Of Mice and Ice in the Late Pliocene of North America
DOI :
https://doi.org/10.14430/arctic1627Mots-clés :
Arctique, Pliocène-Pléistocène, climat glaciaire, migration des microtinésRésumé
Between 2.5 to 1.8 million years ago changes in arctic climate and in meadow mouse dispersal routes correlate with part of the history of uplift and glacial erosion of the Chugach and Saint Elias mountains in Alaska and adjacent Canada. Earlier meadow mice dispersing from Asia to central North America followed a southward coastal route between these mountains and the Pacific Ocean, appearing first in the United States Pacific Northwest. Two and a half million years ago, accelerated uplift of the Chugach and Saint Elias mountains milked Pacific westerly winds, enlarging the ice fields in these mountains so that they then flowed to the sea. This blocked the coastal dispersal for 600,000 years, when no new immigrant meadow mice appeared in the conterminous United States. The uplift also restrained westerly winds that crossed Canada, permitting moister air from the subtropical Atlantic and from an unfrozen Arctic Ocean to produce significant continental glaciation, centered in eastern Canada.

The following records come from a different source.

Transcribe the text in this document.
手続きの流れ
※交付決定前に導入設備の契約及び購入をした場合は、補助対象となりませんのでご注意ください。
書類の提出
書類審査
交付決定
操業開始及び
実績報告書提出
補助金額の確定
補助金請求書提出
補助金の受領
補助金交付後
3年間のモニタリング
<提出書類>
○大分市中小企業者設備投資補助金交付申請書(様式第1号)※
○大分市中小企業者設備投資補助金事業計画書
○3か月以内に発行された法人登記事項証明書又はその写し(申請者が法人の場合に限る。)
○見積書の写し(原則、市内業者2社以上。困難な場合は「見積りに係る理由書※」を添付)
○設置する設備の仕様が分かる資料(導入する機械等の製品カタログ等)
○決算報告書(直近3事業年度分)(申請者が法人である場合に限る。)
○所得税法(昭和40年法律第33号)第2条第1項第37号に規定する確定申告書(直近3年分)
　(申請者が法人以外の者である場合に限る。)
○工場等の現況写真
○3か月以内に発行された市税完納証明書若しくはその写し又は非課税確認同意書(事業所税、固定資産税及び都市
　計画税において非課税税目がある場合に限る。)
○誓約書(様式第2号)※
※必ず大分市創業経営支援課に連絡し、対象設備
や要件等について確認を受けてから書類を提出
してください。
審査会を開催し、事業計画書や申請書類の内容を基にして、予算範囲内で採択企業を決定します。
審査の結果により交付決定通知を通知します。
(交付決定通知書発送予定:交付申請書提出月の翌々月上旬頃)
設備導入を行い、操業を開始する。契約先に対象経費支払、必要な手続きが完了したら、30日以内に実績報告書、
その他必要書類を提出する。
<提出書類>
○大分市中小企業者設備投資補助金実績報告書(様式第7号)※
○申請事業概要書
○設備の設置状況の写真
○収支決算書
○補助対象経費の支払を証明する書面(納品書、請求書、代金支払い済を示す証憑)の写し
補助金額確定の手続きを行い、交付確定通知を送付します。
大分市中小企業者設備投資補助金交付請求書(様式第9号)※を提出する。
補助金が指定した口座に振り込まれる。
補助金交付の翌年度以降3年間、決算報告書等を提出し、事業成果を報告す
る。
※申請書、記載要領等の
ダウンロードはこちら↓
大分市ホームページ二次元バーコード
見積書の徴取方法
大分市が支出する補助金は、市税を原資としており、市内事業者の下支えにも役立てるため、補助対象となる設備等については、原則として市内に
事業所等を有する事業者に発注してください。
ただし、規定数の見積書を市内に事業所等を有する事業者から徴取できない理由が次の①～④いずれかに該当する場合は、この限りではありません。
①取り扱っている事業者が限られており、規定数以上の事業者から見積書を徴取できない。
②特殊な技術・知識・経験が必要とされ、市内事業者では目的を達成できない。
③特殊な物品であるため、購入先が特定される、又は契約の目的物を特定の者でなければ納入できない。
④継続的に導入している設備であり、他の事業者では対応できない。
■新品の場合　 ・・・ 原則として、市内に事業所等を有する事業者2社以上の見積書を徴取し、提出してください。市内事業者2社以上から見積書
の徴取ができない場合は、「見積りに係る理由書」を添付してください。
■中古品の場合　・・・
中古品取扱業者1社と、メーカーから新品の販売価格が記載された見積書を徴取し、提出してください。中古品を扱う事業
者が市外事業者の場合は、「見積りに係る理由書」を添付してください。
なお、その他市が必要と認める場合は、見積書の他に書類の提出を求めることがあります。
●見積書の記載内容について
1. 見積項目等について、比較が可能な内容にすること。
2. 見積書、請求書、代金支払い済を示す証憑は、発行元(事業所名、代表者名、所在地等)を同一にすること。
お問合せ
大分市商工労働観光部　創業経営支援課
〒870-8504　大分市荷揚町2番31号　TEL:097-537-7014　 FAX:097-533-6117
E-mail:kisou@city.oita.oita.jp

By 2.0 million years ago, glacial erosion had lowered these mountains again, letting relatively dry Pacific westerlies extend across Canada, reducing the encroachment of moist Atlantic and arctic air, and ending continental glaciation to the east. The simultaneous reduction of glacial activity in the cordillera allowed meadow mice to renew southward dispersal. Additionally, the lowered mountains remained a rain shadow, causing grassland in the Great Plains of Canada. Thus a new dispersal route to the United States was opened for grazing meadow mice and for the first time their earliest records were in the Great Plains. Loss of the continental ice sheet and an unfrozen Arctic Ocean facilitated the northward spread of warm and moist air from the North Atlantic subtropical high; it flowed northward up the eastern front of the Rocky Mountains in the United States and, mingling with the dry westerlies, northeastward across Canada to northernmost Greenland, where trees then grew. About 1.8 million years ago the Great Plains of the United States were subtropical savannah and remained so until the beginning of the Ice Age 850,000 years ago.